I thank God for obliviousness in any way, shape or form I can get it. Otherwise my overwhelmingly over sensitive nature tends to sabotage me and threaten to overload my senses with liberal doses of self-consciousness and worry. And that’s not good for anybody.
Take the big preoccupation we all have of aging. I was lucky to have 3 older, exemplary brothers reach critical maturity milestones before me. So gradually losing most of my hair and being stunned to discover a thickening of my waistline were all modelled by my siblings way before me–with great grace and flair too I might add. And I suppose that seeing how authentic they remained no matter what the permutations of time have wrought, kind of made me feel the same way about myself.
Fortunately I was never so successful in creating “Glory Days” type memories from some banner year; like Napoleon Dynamite’s Uncle Rico, that I could leave the past well enough alone as just a cherished memory and not as an obsession requiring some new time machine to transport me back to 1982.
I am also so very grateful that I can be lulled into accepting the raw deal that is getting old by very tiny little degrees—until it just becomes a part of who I am—or who this version of me is.
In other words, I was never MADE old overnight by some atom bomb or horrific car accident. My hairline retreated gently into the night; not dramatically.
Whatever the reason, all I know is that whenever I look in the bathroom mirror, even freshly after stumbling in from just waking up with my super fine patchwork of hair all splayed akimbo, I can still shake it off and grin like a loon at myself.
Something seems to insulate me. No matter how far away I am from resembling Brad Pitt or even myself at 22; still I somehow manage to never be crushed by what I might see. No “Mirror, mirror on the wall who’s the fairest of them all” Snow White tale of temper tantrumming ensues for my not being number one in my age category.
Certainly my vision has been clear enough for me to spot the rogue gray hairs that creep in on the temples or speckle my goatee more thoroughly day by day. My mind DOES make the connection of what, no doubt, lays ahead down the road like a complete submission of ALL gray hair, and an eventual shaving of the entire dome of my head as a final concession.
Until that day I do my best to follow what my wife tells me to do regarding my appearance and attire. And I let her cut each encroaching gray hair on my side burns so as to feel like I am winning some hand to hand combat with time.

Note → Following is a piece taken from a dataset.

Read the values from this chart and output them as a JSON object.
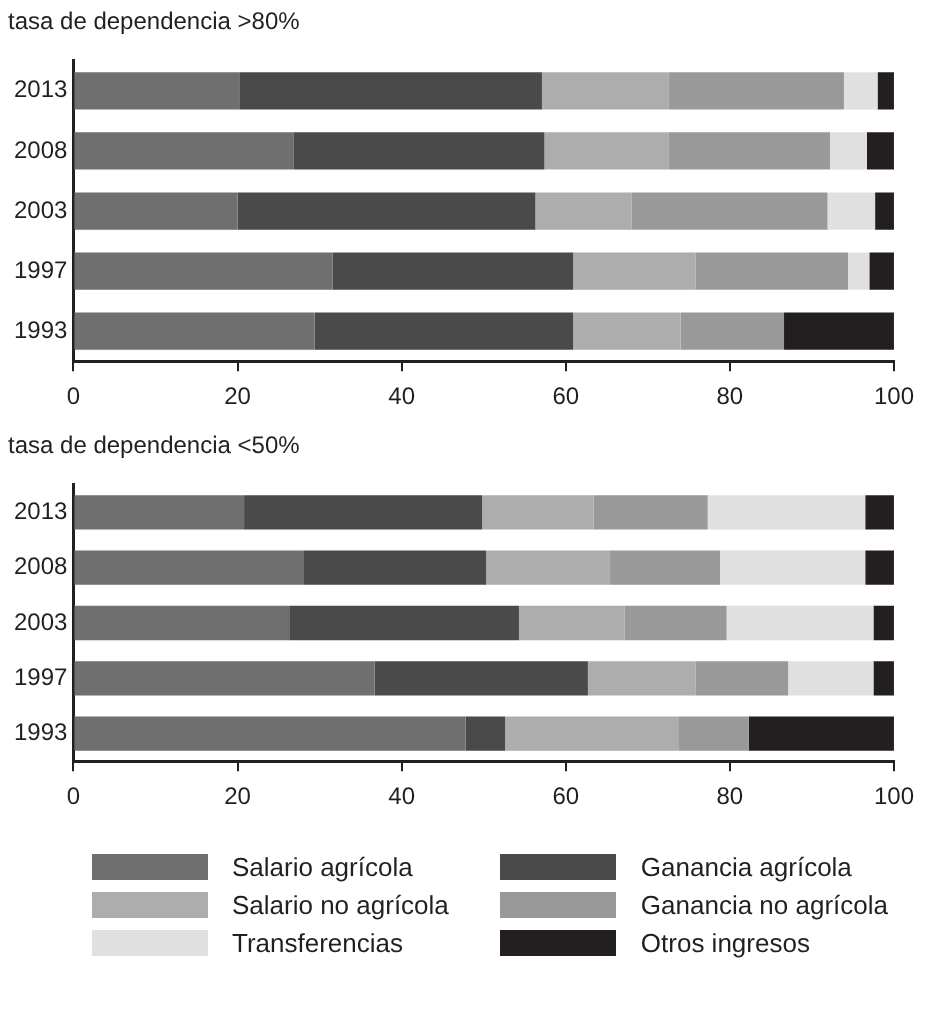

I appreciate her game attempts at making me more presentable.
And I hope to continue laughing at myself for a long time to come, God willing, if my health allows. It’s when I can spot that same twinkle in my eyes and playfulness in my spirit, that I feel most reassured and no everything is still on track. No matter how yellow my teeth look or the circles under my eyes darken.
Thank you nature. Thank you Lord. This means I can still casually stare at my visage in the bathroom mirror and not be repulsed or fearful that I have turned into some type of stranger to myself.

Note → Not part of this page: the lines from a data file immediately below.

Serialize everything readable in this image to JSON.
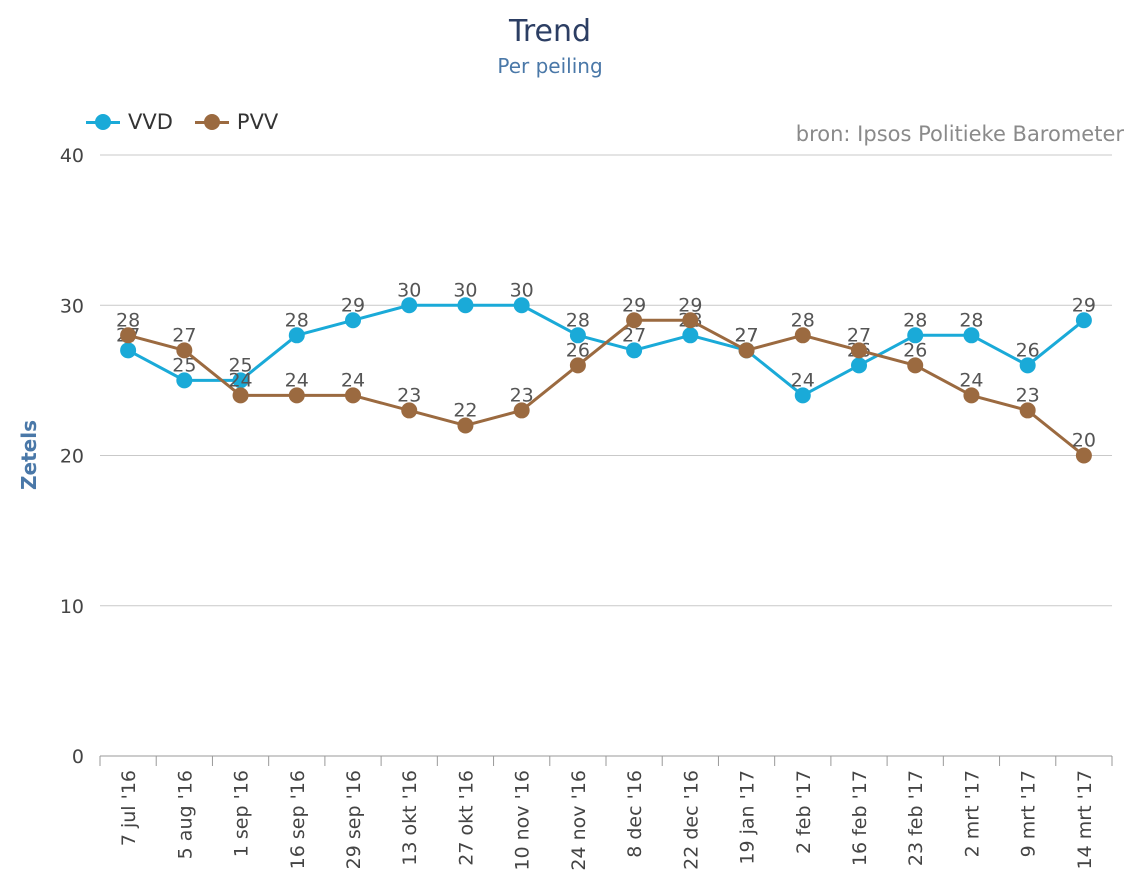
{
  "chart_data": {
    "type": "line",
    "title": "Trend",
    "subtitle": "Per peiling",
    "source": "bron: Ipsos Politieke Barometer",
    "ylabel": "Zetels",
    "ylim": [
      0,
      40
    ],
    "yticks": [
      "0",
      "10",
      "20",
      "30",
      "40"
    ],
    "grid": true,
    "legend_position": "top-left",
    "categories": [
      "7 jul '16",
      "5 aug '16",
      "1 sep '16",
      "16 sep '16",
      "29 sep '16",
      "13 okt '16",
      "27 okt '16",
      "10 nov '16",
      "24 nov '16",
      "8 dec '16",
      "22 dec '16",
      "19 jan '17",
      "2 feb '17",
      "16 feb '17",
      "23 feb '17",
      "2 mrt '17",
      "9 mrt '17",
      "14 mrt '17"
    ],
    "series": [
      {
        "name": "VVD",
        "color": "#1aaad8",
        "values": [
          27,
          25,
          25,
          28,
          29,
          30,
          30,
          30,
          28,
          27,
          28,
          27,
          24,
          26,
          28,
          28,
          26,
          29
        ]
      },
      {
        "name": "PVV",
        "color": "#9b6a40",
        "values": [
          28,
          27,
          24,
          24,
          24,
          23,
          22,
          23,
          26,
          29,
          29,
          27,
          28,
          27,
          26,
          24,
          23,
          20
        ]
      }
    ]
  }
}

I still see the same capacity for realizing great dreams of daring do—except that now I am more aware of the fact that most of them will never get done based on scant opportunity, lack of time, and my poor ability to promote myself.
But this knowledge, rather than discouraging me ultimately makes me feel most at peace. Just having an awareness of what constitutes true happiness, anchors me from worrying about my inner joy ever being stolen.
Yes I thank God for that slow trickling drip of the faucet that signals each days advance–one wrinkle at a time and one added gray hair.
I guard myself from let-down by remembering that I was present for every day of my life (with perfect attendance) through the decades and can account for where I was.
At least that’s what I can report for now. Old age of course is the ultimate teacher of humility as their probably will come a time when I will not be so quick to smile when looking at myself in the mirror.
And then there’s other people’s points of view too to consider. I am thinking of those friends and long acquaintances of mine who periodically check in on me on Facebook every few years. Surely some of these folks have dismissively glanced at me, with no thought of being diplomatic, and decided right away—“Oh that poor guy! “How has he allowed himself to look like this?” What a toll time has taken on him!”
Often times it seems that the oblivious trick that we use to protect ourselves with, is completely absent in our appraisal of others.
But as I said before, I plan to never know about such harbored thoughts. Because I am still possessed with the wonderful super power of being highly oblivious right? And obliviousness will set me free in the end. That, plus a large dose of humility (I am great at humility!) and God’s grace in not giving me more bad news than I can handle is the formula that I stick with.
Besides, I rather fancy looking like a NICE person rather than a nice LOOKING person any day of my life. I would much rather look like a GREETER than a model any day of the week.
I also hope to retain that same flawed corniness till the very end.
And if I manage to keep it up and continue to stay protected by obliviousness—perhaps one day I may look in the mirror and discover that I have attained the ultimate ZEN state of appearance: uncannily resembling a cross between my dog and myself. What could be nicer? The only actors that never act in front of a camera are man’s best friend.
Me as a dog. A larger nose than brain cavity.
Now that would be a sight for sore eyes!